September 21, 2007

Clinical research gets massive boost

Clinical research gets massive boost

Vanderbilt University has received a $40 million Clinical and Translational Science Award (CTSA) — its largest single government research grant — to expedite the translation of laboratory discoveries to patients in the community.

The grant from the National Center for Research Resources of the National Institutes of Health (NIH) will help create a new Vanderbilt Institute for Clinical and Translational Research (VICTR). The institute will provide next-generation support to faculty working to translate fundamental scientific discoveries into clinical practice, with innovative training programs, and state-of-the-art informatics and biostatistical methods.

Important to the overall success of the program is a focused partnership with Meharry Medical College.

“We are thrilled with the NIH's investment in Vanderbilt,” said Jeff Balser, M.D., Ph.D., associate vice chancellor for Research. “The vision and commitment of a generation of clinicians and investigators, with a decade-long investment in transinstitutional research programs, have created a fertile environment for moving new therapies and diagnostic tests to the bedside.

“This major award will boost our efforts to assure Vanderbilt's research has tangible impact, yielding improved care for patients,” Balser said.

VICTR will also house the Medical Center's Clinical Research Center (CRC), a leading site for patient-oriented research and training in the United States for more than 50 years.
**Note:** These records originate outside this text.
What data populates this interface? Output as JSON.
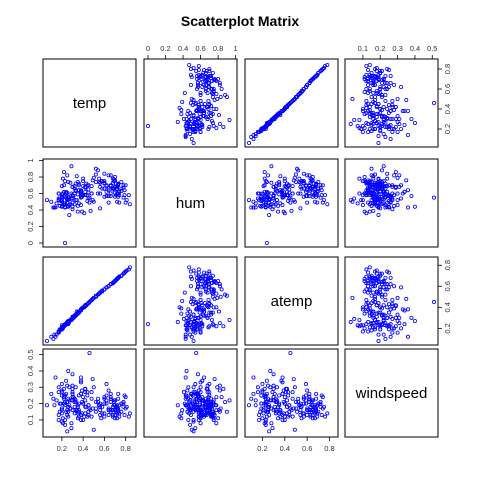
{
  "chart_data": {
    "type": "scatter",
    "title": "Scatterplot Matrix",
    "variables": [
      "temp",
      "hum",
      "atemp",
      "windspeed"
    ],
    "ranges": {
      "temp": [
        0.06,
        0.86
      ],
      "hum": [
        0.0,
        0.97
      ],
      "atemp": [
        0.08,
        0.84
      ],
      "windspeed": [
        0.02,
        0.51
      ]
    },
    "ticks": {
      "temp": [
        0.2,
        0.4,
        0.6,
        0.8
      ],
      "hum": [
        0.0,
        0.2,
        0.4,
        0.6,
        0.8,
        1.0
      ],
      "atemp": [
        0.2,
        0.4,
        0.6,
        0.8
      ],
      "windspeed": [
        0.1,
        0.2,
        0.3,
        0.4,
        0.5
      ]
    },
    "axis_positions": {
      "top": [
        "hum",
        "windspeed"
      ],
      "bottom": [
        "temp",
        "atemp"
      ],
      "left": [
        "hum",
        "windspeed"
      ],
      "right": [
        "temp",
        "atemp"
      ]
    },
    "point_style": {
      "shape": "open-circle",
      "color": "#0000ff"
    },
    "points": {
      "temp": [
        0.34,
        0.36,
        0.2,
        0.2,
        0.23,
        0.2,
        0.2,
        0.17,
        0.14,
        0.15,
        0.17,
        0.17,
        0.17,
        0.21,
        0.23,
        0.23,
        0.18,
        0.22,
        0.29,
        0.26,
        0.26,
        0.12,
        0.06,
        0.1,
        0.23,
        0.22,
        0.2,
        0.2,
        0.2,
        0.22,
        0.2,
        0.21,
        0.26,
        0.19,
        0.2,
        0.25,
        0.29,
        0.26,
        0.25,
        0.18,
        0.13,
        0.24,
        0.38,
        0.35,
        0.41,
        0.27,
        0.33,
        0.42,
        0.52,
        0.4,
        0.27,
        0.39,
        0.22,
        0.27,
        0.3,
        0.3,
        0.35,
        0.36,
        0.31,
        0.25,
        0.32,
        0.3,
        0.34,
        0.32,
        0.38,
        0.46,
        0.36,
        0.33,
        0.39,
        0.35,
        0.45,
        0.54,
        0.47,
        0.38,
        0.44,
        0.56,
        0.45,
        0.43,
        0.4,
        0.45,
        0.39,
        0.42,
        0.48,
        0.49,
        0.62,
        0.55,
        0.58,
        0.66,
        0.64,
        0.57,
        0.6,
        0.6,
        0.56,
        0.56,
        0.66,
        0.69,
        0.72,
        0.6,
        0.68,
        0.72,
        0.7,
        0.7,
        0.72,
        0.71,
        0.78,
        0.79,
        0.79,
        0.72,
        0.73,
        0.7,
        0.69,
        0.66,
        0.64,
        0.66,
        0.74,
        0.78,
        0.84,
        0.76,
        0.73,
        0.69,
        0.68,
        0.66,
        0.7,
        0.76,
        0.8,
        0.81,
        0.83,
        0.78,
        0.73,
        0.74,
        0.76,
        0.8,
        0.73,
        0.7,
        0.68,
        0.71,
        0.73,
        0.74,
        0.72,
        0.7,
        0.68,
        0.64,
        0.6,
        0.62,
        0.64,
        0.66,
        0.6,
        0.55,
        0.5,
        0.52,
        0.54,
        0.58,
        0.62,
        0.64,
        0.62,
        0.6,
        0.56,
        0.48,
        0.42,
        0.42,
        0.45,
        0.49,
        0.52,
        0.48,
        0.44,
        0.42,
        0.4,
        0.36,
        0.38,
        0.42,
        0.38,
        0.32,
        0.33,
        0.3,
        0.28,
        0.3,
        0.33,
        0.36,
        0.4,
        0.44,
        0.38,
        0.3,
        0.24,
        0.26,
        0.22,
        0.24,
        0.3,
        0.35,
        0.38,
        0.32,
        0.28,
        0.25,
        0.23,
        0.3,
        0.26,
        0.22,
        0.29,
        0.46,
        0.5,
        0.25,
        0.23
      ],
      "hum": [
        0.81,
        0.7,
        0.44,
        0.59,
        0.44,
        0.52,
        0.5,
        0.54,
        0.43,
        0.48,
        0.6,
        0.6,
        0.52,
        0.78,
        0.43,
        0.48,
        0.54,
        0.86,
        0.93,
        0.56,
        0.45,
        0.43,
        0.52,
        0.5,
        0.75,
        0.62,
        0.54,
        0.56,
        0.69,
        0.7,
        0.52,
        0.6,
        0.74,
        0.51,
        0.45,
        0.61,
        0.6,
        0.55,
        0.53,
        0.45,
        0.43,
        0.55,
        0.62,
        0.45,
        0.36,
        0.53,
        0.64,
        0.68,
        0.74,
        0.58,
        0.46,
        0.38,
        0.46,
        0.34,
        0.54,
        0.41,
        0.38,
        0.72,
        0.57,
        0.49,
        0.6,
        0.68,
        0.52,
        0.47,
        0.56,
        0.49,
        0.64,
        0.63,
        0.58,
        0.74,
        0.54,
        0.6,
        0.39,
        0.46,
        0.51,
        0.42,
        0.65,
        0.72,
        0.78,
        0.61,
        0.56,
        0.68,
        0.6,
        0.52,
        0.69,
        0.78,
        0.75,
        0.57,
        0.49,
        0.75,
        0.66,
        0.56,
        0.6,
        0.73,
        0.82,
        0.66,
        0.5,
        0.84,
        0.73,
        0.65,
        0.56,
        0.61,
        0.68,
        0.72,
        0.7,
        0.64,
        0.58,
        0.66,
        0.7,
        0.8,
        0.77,
        0.6,
        0.57,
        0.69,
        0.58,
        0.55,
        0.47,
        0.63,
        0.71,
        0.75,
        0.67,
        0.7,
        0.68,
        0.74,
        0.49,
        0.52,
        0.58,
        0.67,
        0.6,
        0.62,
        0.66,
        0.7,
        0.72,
        0.76,
        0.65,
        0.58,
        0.56,
        0.49,
        0.6,
        0.68,
        0.78,
        0.82,
        0.73,
        0.62,
        0.66,
        0.69,
        0.72,
        0.74,
        0.79,
        0.9,
        0.88,
        0.66,
        0.57,
        0.64,
        0.7,
        0.75,
        0.68,
        0.6,
        0.58,
        0.62,
        0.7,
        0.76,
        0.83,
        0.69,
        0.58,
        0.67,
        0.75,
        0.64,
        0.55,
        0.58,
        0.6,
        0.69,
        0.72,
        0.57,
        0.47,
        0.44,
        0.52,
        0.48,
        0.69,
        0.7,
        0.63,
        0.58,
        0.62,
        0.53,
        0.57,
        0.6,
        0.68,
        0.59,
        0.64,
        0.66,
        0.73,
        0.82,
        0.56,
        0.49,
        0.44,
        0.48,
        0.54,
        0.55,
        0.5,
        0.52,
        0.0,
        0.97,
        0.37,
        0.43
      ],
      "atemp": [
        0.36,
        0.35,
        0.19,
        0.21,
        0.23,
        0.23,
        0.21,
        0.16,
        0.12,
        0.14,
        0.16,
        0.17,
        0.17,
        0.22,
        0.23,
        0.23,
        0.19,
        0.22,
        0.28,
        0.25,
        0.25,
        0.1,
        0.08,
        0.12,
        0.23,
        0.22,
        0.2,
        0.19,
        0.21,
        0.22,
        0.2,
        0.2,
        0.24,
        0.19,
        0.2,
        0.25,
        0.28,
        0.25,
        0.24,
        0.18,
        0.14,
        0.24,
        0.37,
        0.34,
        0.4,
        0.27,
        0.32,
        0.41,
        0.5,
        0.4,
        0.27,
        0.39,
        0.23,
        0.26,
        0.3,
        0.29,
        0.34,
        0.35,
        0.3,
        0.26,
        0.31,
        0.3,
        0.33,
        0.32,
        0.38,
        0.45,
        0.36,
        0.33,
        0.39,
        0.35,
        0.44,
        0.52,
        0.46,
        0.38,
        0.43,
        0.54,
        0.44,
        0.42,
        0.4,
        0.44,
        0.39,
        0.41,
        0.47,
        0.48,
        0.59,
        0.53,
        0.56,
        0.62,
        0.6,
        0.55,
        0.57,
        0.57,
        0.54,
        0.54,
        0.62,
        0.64,
        0.67,
        0.57,
        0.63,
        0.67,
        0.65,
        0.65,
        0.67,
        0.66,
        0.72,
        0.73,
        0.73,
        0.67,
        0.68,
        0.65,
        0.64,
        0.62,
        0.6,
        0.62,
        0.69,
        0.72,
        0.78,
        0.7,
        0.68,
        0.64,
        0.63,
        0.62,
        0.65,
        0.7,
        0.74,
        0.75,
        0.76,
        0.72,
        0.68,
        0.69,
        0.7,
        0.74,
        0.68,
        0.65,
        0.63,
        0.66,
        0.68,
        0.69,
        0.67,
        0.65,
        0.63,
        0.6,
        0.57,
        0.59,
        0.6,
        0.62,
        0.57,
        0.53,
        0.49,
        0.51,
        0.52,
        0.55,
        0.59,
        0.6,
        0.59,
        0.57,
        0.54,
        0.47,
        0.42,
        0.42,
        0.44,
        0.48,
        0.5,
        0.47,
        0.43,
        0.42,
        0.4,
        0.36,
        0.38,
        0.42,
        0.38,
        0.32,
        0.33,
        0.3,
        0.28,
        0.3,
        0.33,
        0.36,
        0.4,
        0.43,
        0.38,
        0.3,
        0.24,
        0.26,
        0.22,
        0.24,
        0.3,
        0.35,
        0.38,
        0.32,
        0.28,
        0.25,
        0.23,
        0.31,
        0.27,
        0.23,
        0.29,
        0.45,
        0.49,
        0.26,
        0.24
      ],
      "windspeed": [
        0.16,
        0.25,
        0.25,
        0.16,
        0.19,
        0.09,
        0.17,
        0.27,
        0.36,
        0.22,
        0.3,
        0.13,
        0.1,
        0.08,
        0.25,
        0.07,
        0.2,
        0.29,
        0.22,
        0.18,
        0.15,
        0.23,
        0.19,
        0.26,
        0.1,
        0.24,
        0.32,
        0.17,
        0.14,
        0.2,
        0.27,
        0.11,
        0.12,
        0.2,
        0.28,
        0.16,
        0.08,
        0.23,
        0.21,
        0.15,
        0.19,
        0.26,
        0.34,
        0.18,
        0.12,
        0.22,
        0.16,
        0.29,
        0.21,
        0.1,
        0.3,
        0.14,
        0.23,
        0.19,
        0.16,
        0.27,
        0.11,
        0.2,
        0.24,
        0.13,
        0.18,
        0.31,
        0.15,
        0.21,
        0.26,
        0.17,
        0.12,
        0.22,
        0.28,
        0.14,
        0.19,
        0.23,
        0.16,
        0.1,
        0.25,
        0.2,
        0.13,
        0.18,
        0.24,
        0.15,
        0.21,
        0.27,
        0.12,
        0.17,
        0.22,
        0.19,
        0.14,
        0.26,
        0.16,
        0.11,
        0.2,
        0.23,
        0.18,
        0.13,
        0.15,
        0.21,
        0.17,
        0.24,
        0.12,
        0.19,
        0.16,
        0.22,
        0.14,
        0.18,
        0.2,
        0.13,
        0.25,
        0.17,
        0.15,
        0.11,
        0.19,
        0.23,
        0.16,
        0.21,
        0.12,
        0.18,
        0.14,
        0.2,
        0.17,
        0.22,
        0.13,
        0.16,
        0.19,
        0.15,
        0.24,
        0.18,
        0.12,
        0.21,
        0.16,
        0.14,
        0.2,
        0.17,
        0.23,
        0.13,
        0.18,
        0.15,
        0.26,
        0.19,
        0.11,
        0.22,
        0.16,
        0.28,
        0.14,
        0.2,
        0.17,
        0.24,
        0.12,
        0.19,
        0.3,
        0.15,
        0.21,
        0.18,
        0.25,
        0.13,
        0.32,
        0.2,
        0.16,
        0.27,
        0.14,
        0.22,
        0.19,
        0.35,
        0.17,
        0.23,
        0.12,
        0.29,
        0.2,
        0.15,
        0.26,
        0.18,
        0.33,
        0.14,
        0.21,
        0.38,
        0.17,
        0.24,
        0.3,
        0.16,
        0.2,
        0.27,
        0.13,
        0.22,
        0.34,
        0.18,
        0.25,
        0.15,
        0.29,
        0.19,
        0.36,
        0.23,
        0.17,
        0.31,
        0.21,
        0.26,
        0.4,
        0.2,
        0.05,
        0.51,
        0.04,
        0.03
      ]
    }
  }
}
Funds will also be used to establish a Community Engagement and Research program, expanding Vanderbilt's ties to the community.

“The CTSA will help bring basic and clinical researchers together, and provide the pilot grants, resources and biostatistical and informatics support that are essential for taking a good idea from the laboratory to the clinic and into the community,” said Gordon Bernard, M.D., professor of Medicine and assistant vice chancellor for Research, who will serve as principal investigator of the CTSA and VICTR director.

“It is also an opportunity for Vanderbilt and Meharry to recognize and enhance each other's strengths,” added Valerie Montgomery Rice, M.D., Meharry's senior vice president for health affairs and dean of Meharry's School of Medicine.

Montgomery Rice, founder of the Meharry Center for Women's Health Research and former chair of Obstetrics and Gynecology, is one of seven co-program directors of the CTSA.

The other Vanderbilt co-program directors, and their responsibilities, are:

• Leonard Bickman, Ph.D., professor of Psychology, Psychiatry and Public Policy, and associate dean for Research at the Peabody College of Education and Human Development — program evaluation;

• Nancy Brown, M.D., professor of Medicine and Pharmacology, and associate dean for Clinical and Translational Scientist Development — education and training;

• Robert Dittus, M.D., professor of Medicine, and director of the Institute for Medicine & Public Health — health services and public health research, and community engagement;

• Frank Harrell, Ph.D., chair of Biostatistics — design, biostatistics and ethics;

• Dan Masys, M.D., professor and chair of Biomedical Informatics — biomedical informatics; and

• David Robertson, M.D., professor of Medicine and Pharmacology, and director of the CRC — participant and clinical interactions resource.

When fully implemented in 2012, the nationwide CTSA initiative is expected to provide $500 million annually to a network of 60 academic health centers. The initiative grew out of the NIH commitment to re-engineer the clinical research enterprise, a key objective of the NIH Roadmap for Medical Research, with the goal of measurably improving population health.